John doesn’t answer. He busies himself with Magwich’s horses, pretending not to hear. But I know him too well. “Why did . . . Wahatehwe . . . give you the horses, John?”
“I won them . . . in a race. Dakotah won them.”
“Dakotah?”
“The dun. That’s his name.”
“Since when?”
“Since he won your satchel and five horses from Wahatehwe,” John says quietly.
“And who put a slash across your belly and a gash on your cheek and a knife in . . . Dakotah?”
“Magwich.” John says the name like it tastes bad.
“And what did you do to Magwich?” I whisper.
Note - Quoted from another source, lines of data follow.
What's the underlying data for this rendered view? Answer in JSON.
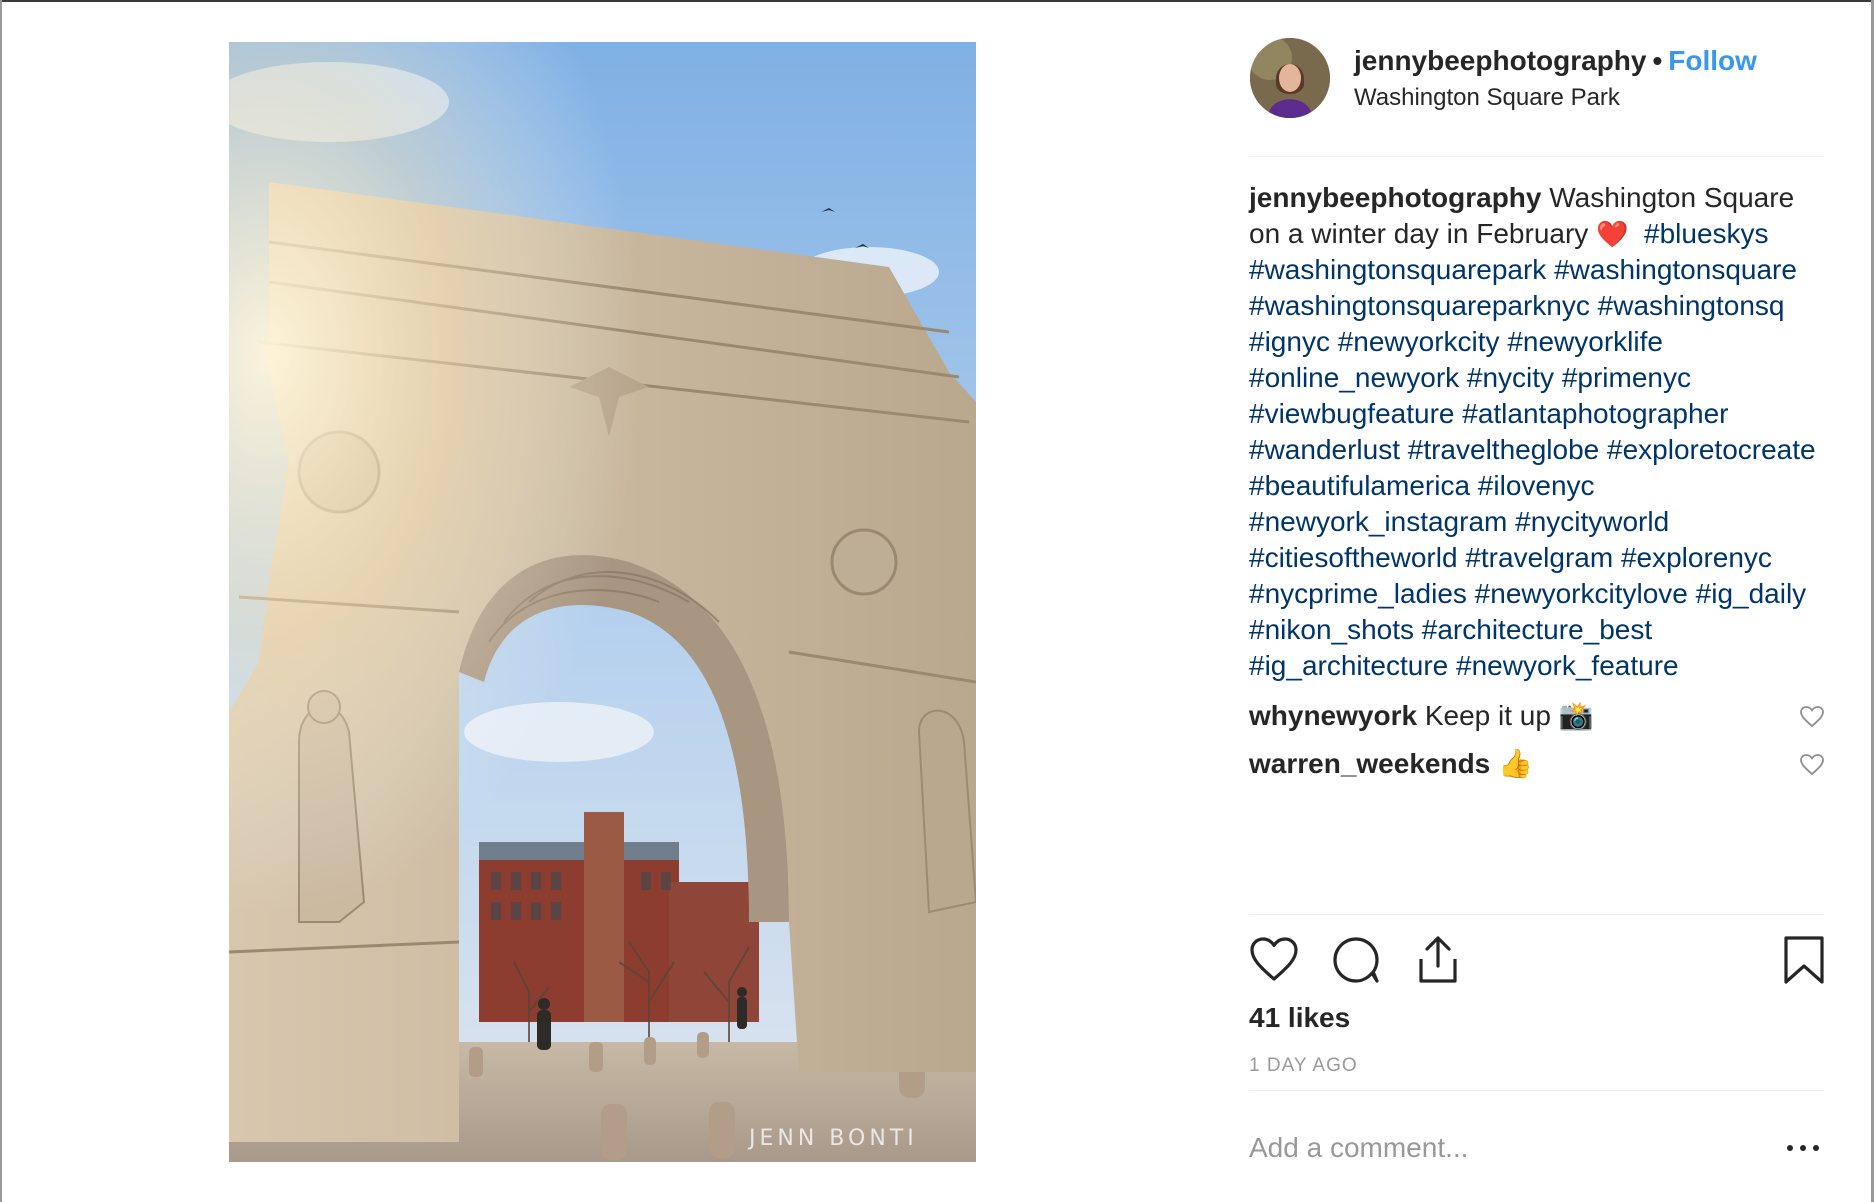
{
  "post": {
    "username": "jennybeephotography",
    "separator": "•",
    "follow_label": "Follow",
    "location": "Washington Square Park",
    "photo_watermark": "JENN BONTI"
  },
  "caption": {
    "username": "jennybeephotography",
    "text": "Washington Square on a winter day in February",
    "emoji": "❤️",
    "hashtags": "#blueskys #washingtonsquarepark #washingtonsquare #washingtonsquareparknyc #washingtonsq #ignyc #newyorkcity #newyorklife #online_newyork #nycity #primenyc #viewbugfeature #atlantaphotographer #wanderlust #traveltheglobe #exploretocreate #beautifulamerica #ilovenyc #newyork_instagram #nycityworld #citiesoftheworld #travelgram #explorenyc #nycprime_ladies #newyorkcitylove #ig_daily #nikon_shots #architecture_best #ig_architecture #newyork_feature"
  },
  "comments": [
    {
      "username": "whynewyork",
      "text": "Keep it up 📸"
    },
    {
      "username": "warren_weekends",
      "text": "👍"
    }
  ],
  "stats": {
    "likes": "41 likes",
    "time_ago": "1 DAY AGO"
  },
  "comment_box": {
    "placeholder": "Add a comment..."
  },
  "icons": {
    "like": "heart-icon",
    "comment": "comment-bubble-icon",
    "share": "share-upload-icon",
    "save": "bookmark-icon",
    "more": "more-options-icon",
    "comment_like": "small-heart-icon"
  },
  "colors": {
    "follow": "#3897f0",
    "hashtag": "#003569",
    "text": "#262626",
    "muted": "#999999",
    "divider": "#efefef"
  }
}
The hole in my chest fills with something black.
He is silent for a heartbeat, and then he raises his eyes to mine, solemn and dark. “I killed him, Naomi.”
I am caught in a deluge of relief and loathing, and I grit my teeth, close my eyes, and sink my hands into the grass so I’m not washed away.
“Naomi?” John murmurs.
“Yes?”
“I need you to look at me.”
“I will. I will, John. I just can’t . . . quite yet,” I say, keeping my eyes shut tight. I hear him walk toward me and crouch down beside me, but he doesn’t touch me. I can feel the cold coming off his skin and the warmth of his familiar breath.
“I need you to look at me now,” he says gently. “Please.”
I open my eyes and lift my head. And I steel myself to hold his gaze. So many words. So many. And I feel like a liar when I look at him.
“I promised Washakie I wouldn’t seek revenge if he helped me find you. And I kept that promise. But Magwich thought he could kill me, and today he tried. I killed him instead.”
My words are rising and spilling from my eyes, and I want to look away.
“He deserved to die, and I’m not sorry. I’m not ashamed to admit it. I got nothing to be ashamed of. And neither do you. Nothing. You hear me?” John’s voice is fierce, but his lips are trembling, and I reach up and touch his mouth, comforting him even as I break down. He grips my wrist and kisses my palm, and for a moment we struggle together, fighting the grief and the guilt and the words that we don’t say.